From its evocative cover art through its 11 tracks, FERALITY is a case study in inner turmoil, awash in what Webster, one of the most versatile new vocalists in heavy music, describes as a “Jekyll and Hyde split personality.” “I’ve been trying to not be at war with the world as much,” he says. “You’re always going to have hardships with people in life, but a lot of the album is a real look in the mirror, me at war with myself.
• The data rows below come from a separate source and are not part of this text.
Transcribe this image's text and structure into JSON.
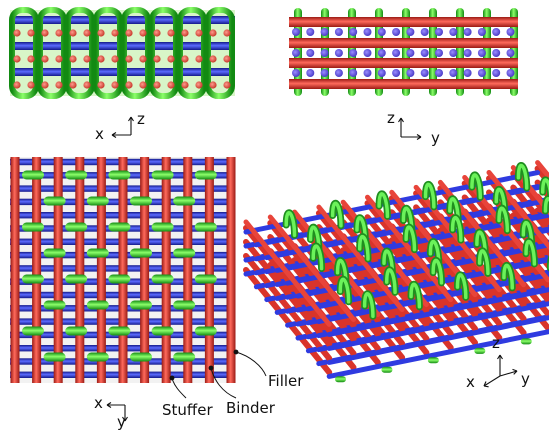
{
  "colors": {
    "stuffer": "#e0332b",
    "binder": "#2fd22f",
    "filler": "#2f3be0",
    "dark": "#111111"
  },
  "axes": {
    "front_view": {
      "horizontal": "x",
      "vertical": "z"
    },
    "side_view": {
      "vertical": "z",
      "horizontal": "y"
    },
    "top_view": {
      "horizontal": "x",
      "vertical": "y"
    },
    "iso_view": {
      "vertical": "z",
      "left": "x",
      "right": "y"
    }
  },
  "callouts": {
    "filler": "Filler",
    "binder": "Binder",
    "stuffer": "Stuffer"
  }
}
I feel like this is a different beast.”
There’s not much self grace given, from the opening notes of “ROTTING AWAY (GORE),” bathed in seven-string doom, to the haunting “STING” and album standout “LOST IN DAYZ,” which paints an all-too-familiar cycle of anxiety-induced anger and lost innocence that bubbles to the album’s most harrowing chorus (“We were all just kids / So what the fuck I do / Cuz every day is like I want to blow my brains out”).
But when UNITYTX cut these more caustic moments, whether with the swinging verve of “ROC SH!T,” leading with full-chested machismo and swagger, or their some of their most brilliantly melodic material to date (“BURNOUT,” “DIAMOND DIEZ” and the Meteora-inspired “PICTURE THIS”) FERALITY really begins to take shape, marrying the brutality of turn-of-the-century hard rock, swagger of hardcore hip-hop, and shapeshifting spirit of new-age metalcore, careening through the last 25 years of heavy music while pushing the genre forward in captivating new ways.
“I started doing this because I wanted to play music with my friends, then eventually I realized it had potential because I could write and say anything I wanted,” Webster explains. “I want our music to be hip-hop-adjacent but also into old-school nü-metal and hardcore and metalcore – all of it. People always say, ‘Oh, you sound like this band or that band.’ Bro, I’m just a songwriter.”